Workers on the Taiwan trip attending Saturday’s party said they were very happy with their working environment.
“Yes it’s very good. It’s always been very good,” chorused three employees in unison as they snapped final souvenir photos in the canteen of the Hon Hai facility in Tucheng, just outside Taipei.
A fourth said he was aware of the bad publicity the company had drawn, but called it “biased.”
None of the employees spoken to would give their names or phone numbers to reporters.
In a further move to boost conditions, Hon Hai said in its brief earnings statement released late on Saturday that it plans to issue restricted stocks and stock options for employee incentives, each involving 213.781 million new shares and representing up to 2 percent of the outstanding shares.

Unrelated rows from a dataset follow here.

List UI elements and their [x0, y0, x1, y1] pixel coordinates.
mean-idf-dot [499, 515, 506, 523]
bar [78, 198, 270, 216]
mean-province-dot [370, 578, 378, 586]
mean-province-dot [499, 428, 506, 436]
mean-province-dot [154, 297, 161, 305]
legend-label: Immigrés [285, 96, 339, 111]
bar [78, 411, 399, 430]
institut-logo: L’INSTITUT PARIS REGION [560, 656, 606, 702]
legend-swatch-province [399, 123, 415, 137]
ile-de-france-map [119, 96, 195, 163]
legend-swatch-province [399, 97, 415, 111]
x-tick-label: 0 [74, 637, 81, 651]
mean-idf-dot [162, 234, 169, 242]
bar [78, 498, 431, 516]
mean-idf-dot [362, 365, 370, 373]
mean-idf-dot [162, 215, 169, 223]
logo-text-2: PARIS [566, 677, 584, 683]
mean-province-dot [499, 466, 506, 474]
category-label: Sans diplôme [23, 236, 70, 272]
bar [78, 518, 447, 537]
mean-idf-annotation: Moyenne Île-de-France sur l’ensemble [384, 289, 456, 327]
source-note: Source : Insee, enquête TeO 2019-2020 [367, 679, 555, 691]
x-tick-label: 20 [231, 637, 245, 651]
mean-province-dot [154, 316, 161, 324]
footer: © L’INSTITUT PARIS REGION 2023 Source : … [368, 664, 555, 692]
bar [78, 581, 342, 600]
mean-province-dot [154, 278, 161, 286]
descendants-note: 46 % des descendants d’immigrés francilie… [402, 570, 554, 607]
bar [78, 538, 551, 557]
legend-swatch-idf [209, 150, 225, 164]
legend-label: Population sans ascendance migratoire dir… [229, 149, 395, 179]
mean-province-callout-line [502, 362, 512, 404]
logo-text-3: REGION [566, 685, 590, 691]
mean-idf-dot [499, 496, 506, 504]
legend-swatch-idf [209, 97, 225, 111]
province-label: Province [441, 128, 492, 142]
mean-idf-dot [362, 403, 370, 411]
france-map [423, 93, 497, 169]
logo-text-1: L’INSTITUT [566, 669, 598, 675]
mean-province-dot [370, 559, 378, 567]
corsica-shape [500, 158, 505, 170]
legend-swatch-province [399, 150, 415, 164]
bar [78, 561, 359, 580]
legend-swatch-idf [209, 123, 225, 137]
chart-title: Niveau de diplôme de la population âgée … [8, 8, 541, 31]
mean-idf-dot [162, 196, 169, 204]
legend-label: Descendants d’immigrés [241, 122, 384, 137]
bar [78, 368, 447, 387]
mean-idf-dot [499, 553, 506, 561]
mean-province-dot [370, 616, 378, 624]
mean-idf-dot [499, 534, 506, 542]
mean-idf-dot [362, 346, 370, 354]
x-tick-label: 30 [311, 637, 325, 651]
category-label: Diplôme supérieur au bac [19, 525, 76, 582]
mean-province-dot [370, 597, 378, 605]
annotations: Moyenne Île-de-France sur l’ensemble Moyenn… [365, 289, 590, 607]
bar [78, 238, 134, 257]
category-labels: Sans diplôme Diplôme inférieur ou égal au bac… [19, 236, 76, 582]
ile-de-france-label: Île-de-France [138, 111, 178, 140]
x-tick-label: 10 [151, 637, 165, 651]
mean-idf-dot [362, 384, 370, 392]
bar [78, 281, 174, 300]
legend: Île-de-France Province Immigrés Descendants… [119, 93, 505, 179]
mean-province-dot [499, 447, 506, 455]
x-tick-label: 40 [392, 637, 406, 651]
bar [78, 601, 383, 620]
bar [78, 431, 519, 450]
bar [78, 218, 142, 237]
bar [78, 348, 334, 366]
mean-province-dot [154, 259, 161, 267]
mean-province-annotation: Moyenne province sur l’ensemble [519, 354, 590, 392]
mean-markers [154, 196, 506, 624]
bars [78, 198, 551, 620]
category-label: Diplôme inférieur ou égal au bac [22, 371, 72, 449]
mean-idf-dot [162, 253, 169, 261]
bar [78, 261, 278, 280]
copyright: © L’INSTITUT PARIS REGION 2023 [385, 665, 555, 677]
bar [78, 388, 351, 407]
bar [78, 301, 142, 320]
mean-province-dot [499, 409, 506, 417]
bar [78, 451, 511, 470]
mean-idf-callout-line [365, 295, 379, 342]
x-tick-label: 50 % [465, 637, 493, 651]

It said its net profit in the first quarter rose 3.6 percent to T$14.92 billion ($509.2 million), well down from the T$35.03 billion in the previous quarter and little changed from T$14.40 billion a year ago.
Nine analysts had forecast a profit of T$22.44 billion, according to a poll by Thomson Reuters I/B/E/S.
Hon Hai’s Hong Kong listed affiliate Foxconn International Holdings (2038.HK), the world’s top contract cell phone maker, warned of a substantial increase in its net loss for the first half of 2012 on Friday on lower demand from some of its key customers.